L’idée est, ainsi, de définir les bonnes quantités de nourriture à produire, de même que les goûts des élèves. Pour autant, l’expérimentation est aussi axée sur « une éducation au goût ».

Faire découvrir de nouveaux goûts aux enfants

Romain Berny relate : 

En début d’année scolaire 2018-2019, par exemple, on leur a présenté le fenouil, relate Romain Berny. On le leur a d’abord montré sous sa forme d’origine, puis ils ont pu le découvrir sous la forme d’une sauce : les enfants se sont montrés plutôt intéressés et la sauce leur a plu, globalement. D’autres expériences de ce genre ont eu lieu – ou vont avoir lieu – avec la patate douce, le panais, le potimarron… Prochainement, on va tenter de leur faire découvrir le boudin, en le cuisinant en parmentier. Les enfants ont le droit de ne pas aimer, mais ils doivent au moins goûter. »

Sur les murs du restaurant, les élèves peuvent aussi découvrir des affiches faisant la promotion des « fruits et légumes moches », et des tableaux des fruits et légumes selon les saisons. « Ici, on ne leur servira jamais de tomates en janvier ou février », souligne Romain Berny.

Un approvisionnement en circuit-court

Bien sûr, l’idée est aussi de privilégier l’approvisionnement en circuit court :

On se fournit notamment auprès de l’Esat de Vay, du réseau de primeurs FL44, de la chèvrerie de l’Épine à Notre-Dame-des-Landes…

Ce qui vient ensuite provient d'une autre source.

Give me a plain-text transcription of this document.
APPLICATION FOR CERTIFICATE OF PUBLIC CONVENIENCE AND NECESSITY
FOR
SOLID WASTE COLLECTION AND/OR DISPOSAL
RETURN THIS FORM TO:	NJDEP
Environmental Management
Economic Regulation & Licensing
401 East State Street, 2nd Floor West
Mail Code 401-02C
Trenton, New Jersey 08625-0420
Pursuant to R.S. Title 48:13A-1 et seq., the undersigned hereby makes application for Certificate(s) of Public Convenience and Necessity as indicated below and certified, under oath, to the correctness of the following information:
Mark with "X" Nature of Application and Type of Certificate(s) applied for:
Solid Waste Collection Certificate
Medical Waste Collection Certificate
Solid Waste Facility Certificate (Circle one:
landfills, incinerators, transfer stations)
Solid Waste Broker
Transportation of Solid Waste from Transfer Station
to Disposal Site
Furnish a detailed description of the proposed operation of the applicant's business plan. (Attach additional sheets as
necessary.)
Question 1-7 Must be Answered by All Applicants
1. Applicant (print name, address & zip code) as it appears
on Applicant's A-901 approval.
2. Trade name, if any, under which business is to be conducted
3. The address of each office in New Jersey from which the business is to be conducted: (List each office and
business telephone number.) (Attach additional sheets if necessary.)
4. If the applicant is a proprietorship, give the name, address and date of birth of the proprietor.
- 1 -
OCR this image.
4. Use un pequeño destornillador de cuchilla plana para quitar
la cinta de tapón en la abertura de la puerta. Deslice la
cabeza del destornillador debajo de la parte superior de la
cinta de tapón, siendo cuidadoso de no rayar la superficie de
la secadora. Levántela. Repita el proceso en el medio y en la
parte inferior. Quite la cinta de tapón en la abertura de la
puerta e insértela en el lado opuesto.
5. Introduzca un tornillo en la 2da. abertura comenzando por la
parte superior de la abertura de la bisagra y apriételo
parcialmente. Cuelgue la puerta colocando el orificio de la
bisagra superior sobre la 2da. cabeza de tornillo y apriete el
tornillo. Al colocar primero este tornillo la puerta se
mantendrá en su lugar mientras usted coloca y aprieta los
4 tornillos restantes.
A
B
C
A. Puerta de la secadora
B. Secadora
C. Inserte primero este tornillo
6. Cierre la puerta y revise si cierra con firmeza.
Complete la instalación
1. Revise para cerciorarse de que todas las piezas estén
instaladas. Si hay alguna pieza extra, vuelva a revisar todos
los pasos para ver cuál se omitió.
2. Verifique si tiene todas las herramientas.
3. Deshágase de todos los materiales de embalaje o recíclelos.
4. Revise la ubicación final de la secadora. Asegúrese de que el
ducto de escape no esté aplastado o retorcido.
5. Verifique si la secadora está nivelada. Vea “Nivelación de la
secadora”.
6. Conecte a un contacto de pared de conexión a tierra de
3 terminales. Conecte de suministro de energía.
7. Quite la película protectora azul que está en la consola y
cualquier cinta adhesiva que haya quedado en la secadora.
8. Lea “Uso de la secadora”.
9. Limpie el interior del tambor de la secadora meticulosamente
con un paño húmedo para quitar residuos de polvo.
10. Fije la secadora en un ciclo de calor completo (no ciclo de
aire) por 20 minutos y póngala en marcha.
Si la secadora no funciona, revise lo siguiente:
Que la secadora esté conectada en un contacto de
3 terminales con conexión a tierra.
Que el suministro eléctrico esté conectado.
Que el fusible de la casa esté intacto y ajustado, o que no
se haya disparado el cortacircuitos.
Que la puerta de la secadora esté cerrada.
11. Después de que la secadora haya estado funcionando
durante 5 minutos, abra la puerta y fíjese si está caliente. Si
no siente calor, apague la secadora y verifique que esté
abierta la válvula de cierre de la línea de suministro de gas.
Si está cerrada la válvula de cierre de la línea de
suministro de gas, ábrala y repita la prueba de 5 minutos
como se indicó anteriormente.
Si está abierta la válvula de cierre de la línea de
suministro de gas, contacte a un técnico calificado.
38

Avant même de connaître les chiffres des pesées, l’entrain de la majorité des enfants à se servir démontre la qualité des plats proposés, bien loin des carottes râpées ultra-macérées ou des infâmes choux de Bruxelles industriels qui ont dégoûté des générations avant eux ! Ici, le défi de la lutte anti-gaspi est relevé haut la main.

Et même si l’expérimentation du SMCNA à proprement parler est finie sur ce site, le travail des bénévoles et des salariés se poursuit dans la même voie. « Ça nous a donné des idées et des perspectives d’évolution », explique Romain Berny.

L’expérimentation se poursuit ailleurs en centre-nord Loire-Atlantique
L’expérimentation sur la lutte contre le gaspillage alimentaire du SMCNA a été menée, pour sa première phase, dans quatre sites : Guenrouët, Malville, Héric et Le Gâvre. Financée essentiellement par la Région Pays de Loire, elle a obtenu de nouveaux fonds pour déployer l’action dans d’autres restaurants scolaires en 2019. En Pays de Châteaubriant, l’expérience devrait ainsi être reproduite à Treffieux et Nozay dès ce début d’année.
Élise Texier, l’animatrice du SMCNA, a aussi procédé, à l’automne 2018, au diagnostic de la cantine de l’école élémentaire Anatole France, à Blain : « Ils sont aussi sous la moyenne nationale en termes de gaspillage, avec 76,2 g/convive/jour, déchets inévitables inclus ; en gaspillage pur, ils sont à 64 g. »
« On ne pourra pas répondre à toutes les demandes », constate néanmoins Nathalie Noël, directrice du SMCNA. Toutefois, en plus des actions menées directement dans les cantines, le syndicat propose, via l’association partenaire Au Goût du jour, diverses formations à destination des personnels de cuisine, mais aussi des élus : « Ils sont très demandeurs pour la formation concernant les marchés d’appel d’offres envers les prestataires de restauration scolaire ».
Il faut dire que l’opération menée sur un an dans les quatre premières communes a déjà donné des résultats très satisfaisants, même si toutes les cantines n’ont pas atteint le niveau de réduction de déchets du Gâvre.
L’impact est aussi réel pour les producteurs locaux de viandes, de fruits ou de légumes : parallèlement à la gestion des quantités de nourriture produites dans les restaurants scolaires, et à la demande du syndicat, le Gab 44 (Groupement d’agriculteurs bio de Loire-Atlantique) a mené sur plusieurs sites (dont Saffré et Héric) des actions de promotion pour l’approvisionnement durable : c’est-à-dire en circuits courts (à l’échelle de la région) et bio de préférence.
« Les résultats sont flagrants : pour les producteurs concernés, cela a représenté près de 30 % de chiffre d’affaires en plus ! », indique Nathalie Noël.